In the respondent's written answer she opposed the complaint for divorce as her marriage to the applicant had not irretrievably broken down. She says that the applicant was only in Hawaii since 9 January 1991 for post-graduate studies under an exchange visitor program, that she and her children had joined the applicant in Hawaii in July 1991 but had to return to Samoa as the applicant's student's allowance could not support them in Hawaii, and that in March and July 1992 the applicant visited the respondent and their children and was expected to pay a visit again for Christmas 1992. She also opposed the complaint for divorce on the ground that she and the applicant had never been separated. Mr Meredith, counsel for the respondent told the Court during the hearing that the respondent never received a reply to her written answer so that she did not even know when the Court in Hawaii would hear the case.
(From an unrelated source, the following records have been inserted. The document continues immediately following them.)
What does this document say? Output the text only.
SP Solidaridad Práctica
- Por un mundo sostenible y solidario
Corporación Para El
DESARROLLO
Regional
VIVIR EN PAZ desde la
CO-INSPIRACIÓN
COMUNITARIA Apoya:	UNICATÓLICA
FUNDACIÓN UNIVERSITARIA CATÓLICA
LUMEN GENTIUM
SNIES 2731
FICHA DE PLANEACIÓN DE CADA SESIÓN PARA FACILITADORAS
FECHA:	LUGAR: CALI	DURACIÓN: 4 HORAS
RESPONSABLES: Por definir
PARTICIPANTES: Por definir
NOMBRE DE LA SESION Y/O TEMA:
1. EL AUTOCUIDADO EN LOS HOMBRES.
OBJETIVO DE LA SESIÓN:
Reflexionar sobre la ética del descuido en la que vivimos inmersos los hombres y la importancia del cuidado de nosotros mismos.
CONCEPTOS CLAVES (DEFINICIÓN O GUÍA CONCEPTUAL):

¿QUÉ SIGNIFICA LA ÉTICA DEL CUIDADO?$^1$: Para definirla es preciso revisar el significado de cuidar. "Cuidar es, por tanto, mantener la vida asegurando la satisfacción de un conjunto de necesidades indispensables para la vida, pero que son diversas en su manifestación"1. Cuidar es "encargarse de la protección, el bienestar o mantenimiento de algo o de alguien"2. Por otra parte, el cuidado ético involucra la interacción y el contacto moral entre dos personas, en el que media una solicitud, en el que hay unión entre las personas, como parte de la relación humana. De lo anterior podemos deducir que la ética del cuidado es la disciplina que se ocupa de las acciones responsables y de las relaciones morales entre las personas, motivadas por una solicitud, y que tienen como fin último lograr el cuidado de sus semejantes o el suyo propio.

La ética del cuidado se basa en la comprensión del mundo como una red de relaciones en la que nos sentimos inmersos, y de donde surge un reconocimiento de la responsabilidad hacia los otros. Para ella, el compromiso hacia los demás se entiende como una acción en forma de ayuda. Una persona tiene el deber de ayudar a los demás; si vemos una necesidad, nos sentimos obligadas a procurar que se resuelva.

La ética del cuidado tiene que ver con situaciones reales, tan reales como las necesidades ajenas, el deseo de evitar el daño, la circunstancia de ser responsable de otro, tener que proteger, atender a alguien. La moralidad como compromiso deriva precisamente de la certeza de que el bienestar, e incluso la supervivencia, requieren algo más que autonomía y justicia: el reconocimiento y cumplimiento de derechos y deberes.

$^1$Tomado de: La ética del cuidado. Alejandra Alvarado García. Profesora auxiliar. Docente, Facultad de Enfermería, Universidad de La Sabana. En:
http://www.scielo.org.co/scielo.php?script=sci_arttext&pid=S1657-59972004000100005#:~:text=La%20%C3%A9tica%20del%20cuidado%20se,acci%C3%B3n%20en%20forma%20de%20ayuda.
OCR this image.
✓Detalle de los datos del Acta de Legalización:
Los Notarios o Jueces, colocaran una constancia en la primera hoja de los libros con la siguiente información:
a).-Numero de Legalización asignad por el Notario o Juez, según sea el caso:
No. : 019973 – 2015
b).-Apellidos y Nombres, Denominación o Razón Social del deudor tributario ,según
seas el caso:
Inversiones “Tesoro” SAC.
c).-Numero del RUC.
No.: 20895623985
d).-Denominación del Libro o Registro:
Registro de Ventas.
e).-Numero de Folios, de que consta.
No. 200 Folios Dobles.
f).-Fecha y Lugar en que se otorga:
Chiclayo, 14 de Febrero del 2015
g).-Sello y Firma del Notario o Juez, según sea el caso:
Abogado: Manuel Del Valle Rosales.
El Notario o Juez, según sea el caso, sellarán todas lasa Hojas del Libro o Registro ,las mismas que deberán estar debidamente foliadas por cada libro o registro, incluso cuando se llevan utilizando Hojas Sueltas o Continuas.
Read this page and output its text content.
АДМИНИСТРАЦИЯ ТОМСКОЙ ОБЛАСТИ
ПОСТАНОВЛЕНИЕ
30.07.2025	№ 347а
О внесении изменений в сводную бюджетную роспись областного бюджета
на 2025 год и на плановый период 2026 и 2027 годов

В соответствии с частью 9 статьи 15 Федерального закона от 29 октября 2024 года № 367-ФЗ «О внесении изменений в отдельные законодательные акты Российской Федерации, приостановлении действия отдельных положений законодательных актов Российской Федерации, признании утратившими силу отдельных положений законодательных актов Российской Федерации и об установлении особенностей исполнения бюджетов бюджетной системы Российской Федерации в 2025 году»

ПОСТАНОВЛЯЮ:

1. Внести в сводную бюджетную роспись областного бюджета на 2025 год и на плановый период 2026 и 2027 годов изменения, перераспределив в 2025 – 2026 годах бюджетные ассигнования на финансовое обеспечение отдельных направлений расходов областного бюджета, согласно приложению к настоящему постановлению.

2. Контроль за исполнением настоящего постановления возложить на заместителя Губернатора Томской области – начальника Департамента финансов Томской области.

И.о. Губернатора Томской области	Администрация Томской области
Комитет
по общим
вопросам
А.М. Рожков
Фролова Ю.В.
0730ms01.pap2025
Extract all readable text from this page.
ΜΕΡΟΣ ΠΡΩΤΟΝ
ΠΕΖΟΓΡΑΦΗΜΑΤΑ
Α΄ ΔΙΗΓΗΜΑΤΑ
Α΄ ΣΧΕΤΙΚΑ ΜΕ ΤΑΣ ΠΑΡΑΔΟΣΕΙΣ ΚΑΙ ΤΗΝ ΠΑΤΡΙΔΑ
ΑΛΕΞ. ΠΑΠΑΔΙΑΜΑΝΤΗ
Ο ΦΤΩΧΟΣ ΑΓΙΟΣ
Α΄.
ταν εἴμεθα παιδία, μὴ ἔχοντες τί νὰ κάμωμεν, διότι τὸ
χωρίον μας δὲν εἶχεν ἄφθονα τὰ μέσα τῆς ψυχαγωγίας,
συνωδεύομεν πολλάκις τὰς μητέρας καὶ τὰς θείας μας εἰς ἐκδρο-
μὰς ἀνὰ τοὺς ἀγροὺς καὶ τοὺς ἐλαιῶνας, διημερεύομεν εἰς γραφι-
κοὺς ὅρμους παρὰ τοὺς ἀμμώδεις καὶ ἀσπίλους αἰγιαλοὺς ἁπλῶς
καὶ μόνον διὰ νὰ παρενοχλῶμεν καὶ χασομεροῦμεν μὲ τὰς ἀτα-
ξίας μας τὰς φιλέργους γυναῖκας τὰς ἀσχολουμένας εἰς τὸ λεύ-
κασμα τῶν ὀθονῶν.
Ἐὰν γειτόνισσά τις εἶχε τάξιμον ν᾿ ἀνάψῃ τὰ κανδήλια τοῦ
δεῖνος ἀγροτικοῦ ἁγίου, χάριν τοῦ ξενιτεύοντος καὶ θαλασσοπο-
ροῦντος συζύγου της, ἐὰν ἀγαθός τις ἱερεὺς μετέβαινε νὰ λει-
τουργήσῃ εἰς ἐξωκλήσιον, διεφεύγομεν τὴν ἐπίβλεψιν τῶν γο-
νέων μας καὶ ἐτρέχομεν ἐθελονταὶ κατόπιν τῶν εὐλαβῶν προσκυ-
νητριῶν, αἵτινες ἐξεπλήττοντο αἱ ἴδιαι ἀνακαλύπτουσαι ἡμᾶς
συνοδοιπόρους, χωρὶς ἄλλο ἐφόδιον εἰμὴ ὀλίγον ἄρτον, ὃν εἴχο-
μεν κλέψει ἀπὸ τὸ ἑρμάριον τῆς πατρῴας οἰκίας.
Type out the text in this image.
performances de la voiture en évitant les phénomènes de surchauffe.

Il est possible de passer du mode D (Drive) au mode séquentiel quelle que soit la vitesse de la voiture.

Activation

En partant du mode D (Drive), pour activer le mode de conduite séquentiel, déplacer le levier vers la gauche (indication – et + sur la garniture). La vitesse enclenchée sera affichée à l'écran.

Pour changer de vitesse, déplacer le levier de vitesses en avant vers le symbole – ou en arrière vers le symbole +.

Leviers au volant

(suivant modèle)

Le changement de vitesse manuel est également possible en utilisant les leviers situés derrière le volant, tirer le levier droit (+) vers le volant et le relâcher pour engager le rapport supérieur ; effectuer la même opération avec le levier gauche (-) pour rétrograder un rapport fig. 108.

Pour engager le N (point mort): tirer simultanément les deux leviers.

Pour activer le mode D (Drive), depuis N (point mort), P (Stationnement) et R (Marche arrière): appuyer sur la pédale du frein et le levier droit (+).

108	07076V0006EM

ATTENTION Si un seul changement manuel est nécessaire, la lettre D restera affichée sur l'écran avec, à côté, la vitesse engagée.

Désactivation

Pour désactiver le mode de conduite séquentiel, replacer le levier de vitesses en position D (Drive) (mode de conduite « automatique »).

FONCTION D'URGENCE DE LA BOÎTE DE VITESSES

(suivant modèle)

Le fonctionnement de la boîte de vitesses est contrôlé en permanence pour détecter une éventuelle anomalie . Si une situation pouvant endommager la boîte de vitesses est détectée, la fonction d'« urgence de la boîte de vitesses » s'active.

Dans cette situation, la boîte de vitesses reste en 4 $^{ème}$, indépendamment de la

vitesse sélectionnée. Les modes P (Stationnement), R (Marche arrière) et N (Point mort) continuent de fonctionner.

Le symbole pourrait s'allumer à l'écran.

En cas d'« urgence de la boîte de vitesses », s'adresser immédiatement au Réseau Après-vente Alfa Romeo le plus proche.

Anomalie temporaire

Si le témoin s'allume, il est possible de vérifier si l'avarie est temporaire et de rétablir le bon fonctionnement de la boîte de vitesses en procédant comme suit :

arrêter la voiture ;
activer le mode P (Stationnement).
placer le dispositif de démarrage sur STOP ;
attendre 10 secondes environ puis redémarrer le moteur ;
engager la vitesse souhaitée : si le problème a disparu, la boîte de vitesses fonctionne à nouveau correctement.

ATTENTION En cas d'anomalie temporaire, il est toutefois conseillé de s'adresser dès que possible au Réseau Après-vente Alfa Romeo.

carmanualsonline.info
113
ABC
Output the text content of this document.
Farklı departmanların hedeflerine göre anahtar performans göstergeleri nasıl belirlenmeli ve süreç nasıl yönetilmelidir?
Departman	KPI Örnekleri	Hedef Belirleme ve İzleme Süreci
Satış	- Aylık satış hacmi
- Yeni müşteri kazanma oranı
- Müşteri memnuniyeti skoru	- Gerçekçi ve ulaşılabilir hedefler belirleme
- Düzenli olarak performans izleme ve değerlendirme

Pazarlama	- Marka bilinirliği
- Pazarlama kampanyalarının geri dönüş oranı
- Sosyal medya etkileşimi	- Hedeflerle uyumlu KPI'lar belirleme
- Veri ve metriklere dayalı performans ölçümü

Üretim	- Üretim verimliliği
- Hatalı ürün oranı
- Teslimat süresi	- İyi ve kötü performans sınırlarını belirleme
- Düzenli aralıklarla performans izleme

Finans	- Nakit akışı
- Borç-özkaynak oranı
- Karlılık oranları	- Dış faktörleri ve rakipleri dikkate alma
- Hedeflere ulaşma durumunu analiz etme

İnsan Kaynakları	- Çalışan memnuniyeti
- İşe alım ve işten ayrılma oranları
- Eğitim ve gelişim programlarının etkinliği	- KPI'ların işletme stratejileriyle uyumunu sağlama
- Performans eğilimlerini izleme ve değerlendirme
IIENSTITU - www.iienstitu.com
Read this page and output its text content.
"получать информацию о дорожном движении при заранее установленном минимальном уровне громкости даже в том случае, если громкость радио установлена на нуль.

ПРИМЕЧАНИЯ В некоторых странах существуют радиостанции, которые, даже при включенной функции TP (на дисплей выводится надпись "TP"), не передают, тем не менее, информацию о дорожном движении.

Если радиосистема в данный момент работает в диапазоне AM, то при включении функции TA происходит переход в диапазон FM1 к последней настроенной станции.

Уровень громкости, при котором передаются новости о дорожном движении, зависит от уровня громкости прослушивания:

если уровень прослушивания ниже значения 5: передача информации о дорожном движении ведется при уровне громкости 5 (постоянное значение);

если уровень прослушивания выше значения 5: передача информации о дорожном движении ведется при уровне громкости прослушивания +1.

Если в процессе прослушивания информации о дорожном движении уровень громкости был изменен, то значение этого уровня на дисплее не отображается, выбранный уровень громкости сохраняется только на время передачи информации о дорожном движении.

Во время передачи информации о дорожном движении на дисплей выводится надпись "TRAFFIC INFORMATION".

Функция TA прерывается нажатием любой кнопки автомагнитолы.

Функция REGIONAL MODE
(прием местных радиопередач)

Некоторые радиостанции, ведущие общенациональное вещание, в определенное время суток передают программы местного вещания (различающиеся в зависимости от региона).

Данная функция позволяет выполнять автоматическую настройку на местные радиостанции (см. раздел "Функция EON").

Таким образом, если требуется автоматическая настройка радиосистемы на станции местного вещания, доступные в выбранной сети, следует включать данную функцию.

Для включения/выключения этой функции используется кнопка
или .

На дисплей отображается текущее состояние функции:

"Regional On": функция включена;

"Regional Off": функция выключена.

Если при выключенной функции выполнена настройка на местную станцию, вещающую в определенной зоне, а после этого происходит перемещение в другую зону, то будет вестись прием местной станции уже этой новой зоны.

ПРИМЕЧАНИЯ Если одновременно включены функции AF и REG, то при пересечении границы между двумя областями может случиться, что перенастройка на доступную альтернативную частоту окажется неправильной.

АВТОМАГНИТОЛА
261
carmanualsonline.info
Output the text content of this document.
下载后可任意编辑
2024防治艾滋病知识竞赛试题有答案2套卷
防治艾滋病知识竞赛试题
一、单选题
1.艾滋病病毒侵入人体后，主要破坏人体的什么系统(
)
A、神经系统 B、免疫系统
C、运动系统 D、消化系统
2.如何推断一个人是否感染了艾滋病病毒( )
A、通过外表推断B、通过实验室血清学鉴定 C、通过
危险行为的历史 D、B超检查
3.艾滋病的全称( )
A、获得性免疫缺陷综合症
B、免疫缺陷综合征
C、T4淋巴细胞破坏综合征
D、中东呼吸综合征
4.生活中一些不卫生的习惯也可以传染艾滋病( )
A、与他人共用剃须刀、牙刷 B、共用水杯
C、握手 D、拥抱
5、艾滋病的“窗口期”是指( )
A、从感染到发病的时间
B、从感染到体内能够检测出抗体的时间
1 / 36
So the respondent did not know the hearing date and could not have been present at the proceedings if she had wanted to do so. If this is the true position one would have expected that when the respondent filed an opposition to the complaint for divorce, the principles of natural justice would have required that the respondent should have been informed of the date of hearing so that she could appear or be represented if she wished. It should however, be mentioned that there is no evidence before this Court as to the procedure for dealing with the complaint in the State of Hawaii.
The respondent also produced a copy of a faxed letter from one Rex Fransden, the bishop of the Church of Jesus Christ of Latter Day Saints for the Laie Fifen Ward in Hawaii saying that he married the applicant and one Roxanne Robinson on 26th June 1993 in Kailua, Hawaii. This faxed letter is addressed to one of the partners for the law firm acting for the respondent and is signed by Rex Fransden. The document produced by the applicant as the decree granting divorce shows that the date of hearing of the divorce complained was 25 August 1993. This document produced as a divorce decree calls for comment.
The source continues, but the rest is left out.